Estados Unidos aporta abundante evidencia de lo que, siendo legal, carece de legitimidad. Ninguna regla impide, por ejemplo, que el presidente nomine como magistrados del Tribunal Supremo a personas cuyo fidelidad a la causa partidista es su característica principal, no importa que carezcan del conocimiento, la trayectoria y, ante todo, las virtudes morales necesarias. El resultado: la justicia constitucional ha sido tomada por los republicanos para usarla contra sus adversarios.
La regulación existente no impide al partido que tiene el control del congreso federal de un estado cualquiera redefinir las circunscripciones electorales en su propio beneficio. Ambos partidos lo han hecho.
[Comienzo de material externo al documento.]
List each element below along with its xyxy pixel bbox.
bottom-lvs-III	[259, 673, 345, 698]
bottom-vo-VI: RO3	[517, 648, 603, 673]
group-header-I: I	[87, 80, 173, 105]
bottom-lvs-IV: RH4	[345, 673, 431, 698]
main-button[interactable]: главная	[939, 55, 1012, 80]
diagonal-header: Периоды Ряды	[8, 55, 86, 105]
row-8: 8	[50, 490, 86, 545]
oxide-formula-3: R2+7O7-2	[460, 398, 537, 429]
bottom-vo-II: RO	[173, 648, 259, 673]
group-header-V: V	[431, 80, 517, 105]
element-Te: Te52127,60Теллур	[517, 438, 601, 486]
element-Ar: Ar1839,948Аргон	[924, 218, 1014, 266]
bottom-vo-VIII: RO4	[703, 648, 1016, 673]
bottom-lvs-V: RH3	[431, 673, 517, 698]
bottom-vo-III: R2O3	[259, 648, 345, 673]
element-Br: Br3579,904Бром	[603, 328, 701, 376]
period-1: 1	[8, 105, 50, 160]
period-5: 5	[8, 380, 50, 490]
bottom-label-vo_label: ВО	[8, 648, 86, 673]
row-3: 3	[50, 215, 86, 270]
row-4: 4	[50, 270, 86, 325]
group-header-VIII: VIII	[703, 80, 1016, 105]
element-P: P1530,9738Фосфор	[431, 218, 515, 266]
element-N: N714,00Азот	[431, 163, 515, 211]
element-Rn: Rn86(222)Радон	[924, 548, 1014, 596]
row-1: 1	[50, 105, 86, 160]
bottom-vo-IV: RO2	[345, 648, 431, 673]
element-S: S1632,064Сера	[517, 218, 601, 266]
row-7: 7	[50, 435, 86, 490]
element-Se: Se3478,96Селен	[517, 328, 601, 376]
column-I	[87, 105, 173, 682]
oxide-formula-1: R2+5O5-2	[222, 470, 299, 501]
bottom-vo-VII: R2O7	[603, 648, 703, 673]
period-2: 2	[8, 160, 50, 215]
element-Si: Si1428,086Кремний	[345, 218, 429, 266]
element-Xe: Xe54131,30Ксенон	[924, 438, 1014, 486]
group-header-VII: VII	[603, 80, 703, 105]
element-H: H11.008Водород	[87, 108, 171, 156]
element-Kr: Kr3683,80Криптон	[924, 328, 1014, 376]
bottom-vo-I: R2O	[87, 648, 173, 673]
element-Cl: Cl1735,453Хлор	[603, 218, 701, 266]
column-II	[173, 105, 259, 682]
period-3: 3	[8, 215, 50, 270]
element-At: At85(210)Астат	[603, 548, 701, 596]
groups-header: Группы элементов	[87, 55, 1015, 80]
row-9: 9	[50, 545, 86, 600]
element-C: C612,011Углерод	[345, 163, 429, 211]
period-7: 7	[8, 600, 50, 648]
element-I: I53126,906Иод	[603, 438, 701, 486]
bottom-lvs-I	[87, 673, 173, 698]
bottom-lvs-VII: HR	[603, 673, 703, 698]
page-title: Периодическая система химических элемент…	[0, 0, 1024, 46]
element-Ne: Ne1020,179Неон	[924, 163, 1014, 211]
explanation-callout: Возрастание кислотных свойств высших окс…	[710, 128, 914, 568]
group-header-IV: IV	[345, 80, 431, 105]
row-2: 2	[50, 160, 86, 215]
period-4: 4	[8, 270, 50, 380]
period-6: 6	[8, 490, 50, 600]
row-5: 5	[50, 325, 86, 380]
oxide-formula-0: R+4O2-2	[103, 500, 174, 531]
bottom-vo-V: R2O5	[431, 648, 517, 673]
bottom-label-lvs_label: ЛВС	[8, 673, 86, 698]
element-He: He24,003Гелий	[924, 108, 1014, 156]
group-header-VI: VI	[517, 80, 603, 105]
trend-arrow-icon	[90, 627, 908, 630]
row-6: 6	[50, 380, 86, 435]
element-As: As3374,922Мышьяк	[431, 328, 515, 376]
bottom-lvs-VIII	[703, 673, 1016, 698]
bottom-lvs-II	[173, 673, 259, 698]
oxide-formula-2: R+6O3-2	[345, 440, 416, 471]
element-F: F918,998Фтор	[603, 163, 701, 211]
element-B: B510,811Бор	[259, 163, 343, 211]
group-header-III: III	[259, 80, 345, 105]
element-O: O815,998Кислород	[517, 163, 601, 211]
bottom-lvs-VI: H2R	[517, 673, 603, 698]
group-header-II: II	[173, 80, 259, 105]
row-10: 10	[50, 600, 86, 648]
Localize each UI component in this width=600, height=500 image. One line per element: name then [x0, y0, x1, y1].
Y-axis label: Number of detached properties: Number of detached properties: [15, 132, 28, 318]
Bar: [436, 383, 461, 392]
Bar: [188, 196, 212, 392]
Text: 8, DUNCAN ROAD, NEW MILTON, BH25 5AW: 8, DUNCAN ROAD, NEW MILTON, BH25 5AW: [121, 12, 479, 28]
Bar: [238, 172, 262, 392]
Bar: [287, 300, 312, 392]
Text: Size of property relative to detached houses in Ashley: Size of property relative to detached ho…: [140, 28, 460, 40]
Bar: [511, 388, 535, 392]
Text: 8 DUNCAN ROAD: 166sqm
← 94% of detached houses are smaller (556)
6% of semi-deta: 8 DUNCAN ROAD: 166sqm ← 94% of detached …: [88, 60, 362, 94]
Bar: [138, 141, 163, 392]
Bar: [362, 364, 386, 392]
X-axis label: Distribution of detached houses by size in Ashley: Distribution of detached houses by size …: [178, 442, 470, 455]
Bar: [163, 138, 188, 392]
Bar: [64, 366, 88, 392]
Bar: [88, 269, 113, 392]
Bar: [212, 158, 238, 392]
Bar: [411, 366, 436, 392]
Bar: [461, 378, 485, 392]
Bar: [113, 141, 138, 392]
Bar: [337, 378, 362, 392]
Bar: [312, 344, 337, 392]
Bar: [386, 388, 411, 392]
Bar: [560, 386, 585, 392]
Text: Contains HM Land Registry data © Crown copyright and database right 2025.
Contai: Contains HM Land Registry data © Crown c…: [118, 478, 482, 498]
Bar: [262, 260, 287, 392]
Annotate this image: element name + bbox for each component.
La consecuencia es fatal para la democracia: la Cámara de Representantes en la actualidad está integrada por extremistas que, de ordinario, son incapaces de acuerdo alguno con el partido opuesto. El abuso de la palabra en el Senado, para evitar una determinada votación, ha permitido que las minorías bloquen la agenda. En la actualidad, en los estados controlados por el trumpismo, se están dictando leyes para obstaculizar el voto por correo y en domingo, una estrategia de probada eficacia para alejar de las urnas a negros y latinos.
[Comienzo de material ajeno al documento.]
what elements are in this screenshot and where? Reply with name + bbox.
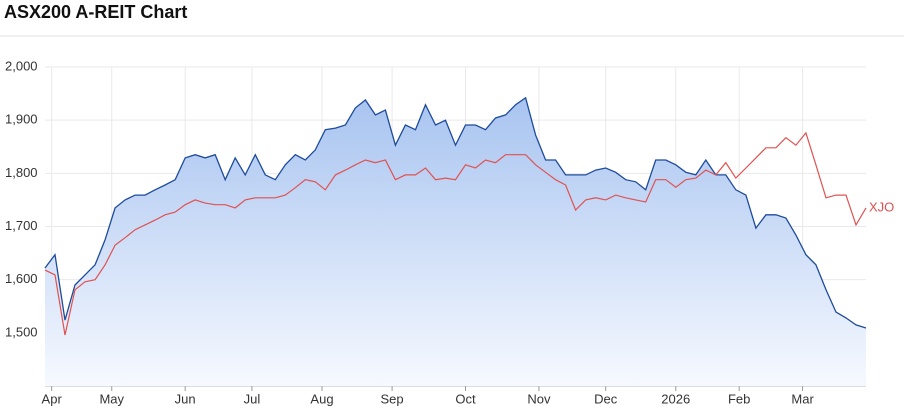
y-tick-label: 1,700: [5, 218, 38, 233]
x-tick-label: Jul: [244, 391, 261, 406]
y-tick-label: 1,600: [5, 271, 38, 286]
area-line: [44, 96, 867, 329]
x-tick-label: Aug: [310, 391, 333, 406]
y-tick-label: 1,800: [5, 165, 38, 180]
x-tick-label: 2026: [661, 391, 690, 406]
x-tick-label: May: [99, 391, 124, 406]
chart-title: ASX200 A-REIT Chart: [4, 2, 187, 22]
x-tick-label: Oct: [455, 391, 476, 406]
area-fill: [45, 97, 866, 387]
y-tick-label: 1,900: [5, 112, 38, 127]
x-tick-label: Nov: [527, 391, 551, 406]
series-label: XJO: [869, 199, 894, 214]
y-tick-label: 2,000: [5, 58, 38, 73]
x-tick-label: Mar: [791, 391, 814, 406]
series-line: [44, 131, 867, 336]
y-tick-label: 1,500: [5, 324, 38, 339]
x-tick-label: Apr: [42, 391, 63, 406]
x-tick-label: Feb: [728, 391, 750, 406]
x-tick-label: Sep: [381, 391, 404, 406]
x-tick-label: Jun: [175, 391, 196, 406]
x-tick-label: Dec: [594, 391, 618, 406]
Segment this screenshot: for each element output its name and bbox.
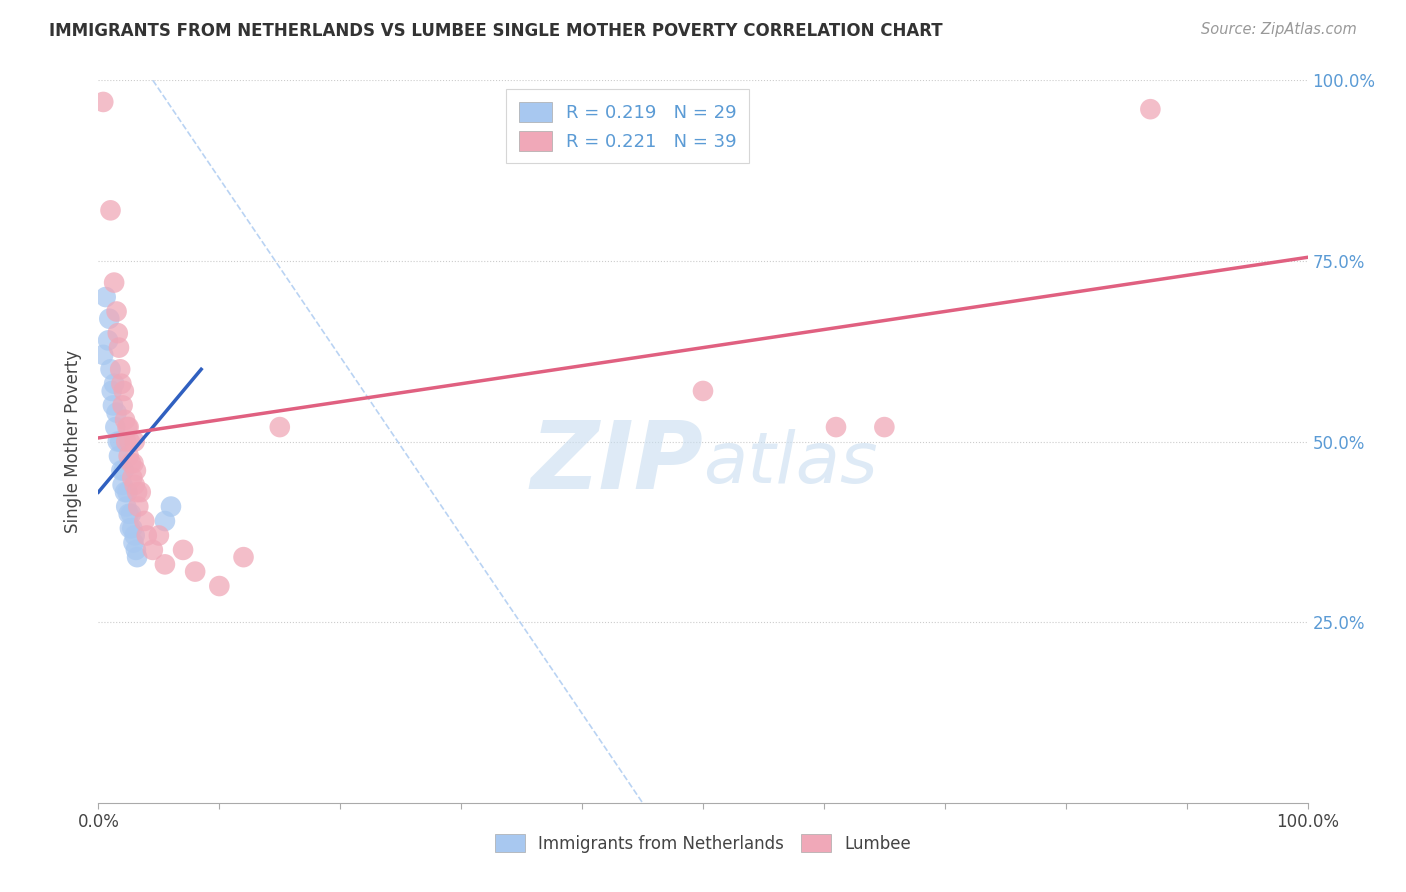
Point xyxy=(91,95,114,109)
Point xyxy=(134,514,156,528)
Point xyxy=(103,376,125,391)
Point xyxy=(110,376,132,391)
Point xyxy=(118,521,141,535)
Point xyxy=(110,463,132,477)
Legend: Immigrants from Netherlands, Lumbee: Immigrants from Netherlands, Lumbee xyxy=(488,828,918,860)
Point xyxy=(98,311,121,326)
Point xyxy=(127,550,149,565)
Point xyxy=(101,398,124,412)
Point xyxy=(112,384,135,398)
Point xyxy=(122,535,145,549)
Point xyxy=(125,542,148,557)
Point xyxy=(120,507,142,521)
Text: atlas: atlas xyxy=(703,429,877,498)
Point xyxy=(127,500,149,514)
Point xyxy=(105,406,128,420)
Point xyxy=(135,528,157,542)
Point xyxy=(111,478,134,492)
Point xyxy=(825,420,848,434)
Point xyxy=(100,362,122,376)
Point xyxy=(1139,102,1161,116)
Point xyxy=(124,528,146,542)
Point xyxy=(118,434,141,449)
Point xyxy=(115,500,138,514)
Point xyxy=(208,579,231,593)
Point xyxy=(107,326,129,340)
Text: Source: ZipAtlas.com: Source: ZipAtlas.com xyxy=(1201,22,1357,37)
Point xyxy=(127,485,149,500)
Point xyxy=(124,434,146,449)
Text: ZIP: ZIP xyxy=(530,417,703,509)
Point xyxy=(117,485,139,500)
Point xyxy=(108,449,131,463)
Point xyxy=(118,507,141,521)
Point xyxy=(118,449,141,463)
Point xyxy=(100,203,122,218)
Point xyxy=(121,521,143,535)
Point xyxy=(117,420,139,434)
Point xyxy=(105,304,128,318)
Point xyxy=(108,362,131,376)
Point xyxy=(120,456,142,470)
Point xyxy=(172,542,194,557)
Point xyxy=(112,463,135,477)
Point xyxy=(125,463,148,477)
Point xyxy=(97,334,120,348)
Point xyxy=(111,398,134,412)
Point xyxy=(94,290,117,304)
Point xyxy=(142,542,165,557)
Point xyxy=(122,456,145,470)
Point xyxy=(108,341,131,355)
Point xyxy=(118,420,141,434)
Point xyxy=(108,434,131,449)
Point xyxy=(114,413,136,427)
Y-axis label: Single Mother Poverty: Single Mother Poverty xyxy=(65,350,83,533)
Point xyxy=(114,485,136,500)
Point xyxy=(153,514,176,528)
Point xyxy=(269,420,291,434)
Point xyxy=(184,565,207,579)
Point xyxy=(103,276,125,290)
Point xyxy=(232,550,254,565)
Point xyxy=(873,420,896,434)
Point xyxy=(160,500,183,514)
Text: IMMIGRANTS FROM NETHERLANDS VS LUMBEE SINGLE MOTHER POVERTY CORRELATION CHART: IMMIGRANTS FROM NETHERLANDS VS LUMBEE SI… xyxy=(49,22,943,40)
Point xyxy=(107,434,129,449)
Point xyxy=(692,384,714,398)
Point xyxy=(91,348,114,362)
Point xyxy=(121,470,143,484)
Point xyxy=(148,528,170,542)
Point xyxy=(115,434,138,449)
Point xyxy=(129,485,152,500)
Point xyxy=(124,478,146,492)
Point xyxy=(100,384,122,398)
Point xyxy=(153,558,176,572)
Point xyxy=(104,420,127,434)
Aquí nos suceden cosas parecidas. Es bien conocida la cooptación, realizada por varios gobiernos, de los organismos de control, un golpe artero contra el principio de división de poderes. Las célebres ‘jugaditas’ del presidente del Senado, para permitirle al jefe del Estado no tener que escuchar el discurso de la oposición en la ceremonia de instalación del Parlamento, erosiona aspectos fundamentales del sistema político. Por estos días ocurre un episodio atroz. La presidente de la Cámara se niega a dar curso a un proyecto normativo que busca reducir las vacaciones de los congresistas, que son excesivas, lo cual constituye una de las causas de su desprestigio. Aun si su conducta fuere legal, lo cual es dudoso, su conducta interfiere de manera abusiva el funcionamiento regular del Congreso. Que su propio partido cohoneste esta actuación es inconcebible.
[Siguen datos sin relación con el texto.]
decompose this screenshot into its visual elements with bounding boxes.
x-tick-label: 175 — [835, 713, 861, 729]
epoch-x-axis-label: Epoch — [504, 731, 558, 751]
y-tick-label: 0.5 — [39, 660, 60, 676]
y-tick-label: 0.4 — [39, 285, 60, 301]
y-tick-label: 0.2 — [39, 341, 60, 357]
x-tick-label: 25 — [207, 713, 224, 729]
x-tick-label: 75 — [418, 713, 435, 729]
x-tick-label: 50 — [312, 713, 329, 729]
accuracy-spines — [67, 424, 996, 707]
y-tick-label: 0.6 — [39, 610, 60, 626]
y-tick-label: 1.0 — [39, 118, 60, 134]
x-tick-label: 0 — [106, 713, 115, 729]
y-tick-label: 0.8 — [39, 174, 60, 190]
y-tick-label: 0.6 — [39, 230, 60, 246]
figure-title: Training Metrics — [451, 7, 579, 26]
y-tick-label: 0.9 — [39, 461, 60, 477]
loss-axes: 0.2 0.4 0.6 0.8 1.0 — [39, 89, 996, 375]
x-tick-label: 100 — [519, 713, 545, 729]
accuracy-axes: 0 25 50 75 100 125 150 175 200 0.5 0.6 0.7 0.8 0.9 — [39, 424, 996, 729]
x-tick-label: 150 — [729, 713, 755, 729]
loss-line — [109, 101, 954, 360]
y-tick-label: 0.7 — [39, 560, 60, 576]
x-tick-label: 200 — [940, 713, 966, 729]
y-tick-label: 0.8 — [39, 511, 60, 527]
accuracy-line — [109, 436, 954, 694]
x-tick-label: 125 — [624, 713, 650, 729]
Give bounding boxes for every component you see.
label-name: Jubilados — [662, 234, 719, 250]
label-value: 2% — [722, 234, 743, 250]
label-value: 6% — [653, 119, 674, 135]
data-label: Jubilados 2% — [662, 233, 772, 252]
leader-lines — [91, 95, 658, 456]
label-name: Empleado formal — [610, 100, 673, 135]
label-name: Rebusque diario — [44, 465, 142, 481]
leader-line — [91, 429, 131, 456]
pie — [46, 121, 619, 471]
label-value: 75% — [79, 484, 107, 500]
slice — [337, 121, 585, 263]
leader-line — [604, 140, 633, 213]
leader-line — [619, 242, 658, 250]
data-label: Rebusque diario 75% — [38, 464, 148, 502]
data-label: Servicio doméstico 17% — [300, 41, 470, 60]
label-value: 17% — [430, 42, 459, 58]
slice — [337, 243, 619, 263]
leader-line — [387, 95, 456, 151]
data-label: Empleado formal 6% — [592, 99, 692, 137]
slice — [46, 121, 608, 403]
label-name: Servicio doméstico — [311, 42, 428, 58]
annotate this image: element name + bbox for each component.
Lo anterior viene al caso a propósito de la supresión de la denominada Ley de garantías, un estatuto que fue adoptado años atrás para modular el poder del presidente en ejercicio cuando aspiraba a la reelección. En contra de lo que Duque sostenía cuando era senador, esa regla ya no se justifica. El problema es que el mecanismo adoptado por el Congreso para derogarla es, a los ojos de cualquiera que tenga mínimos conocimientos jurídicos, inconstitucional. Cabría esperar que el Presidente la objete. No está obligado hacerlo. La metáfora futbolera podría aportarle criterios para decidir. Seguro tendrá en cuenta que algo va de un jugador hábil a otro habilidoso.
Briznas poéticas. Camus nos dejó este maravilloso consuelo. En lo más hondo del invierno, finalmente he aprendido que, dentro de mi, mora un verano invencible.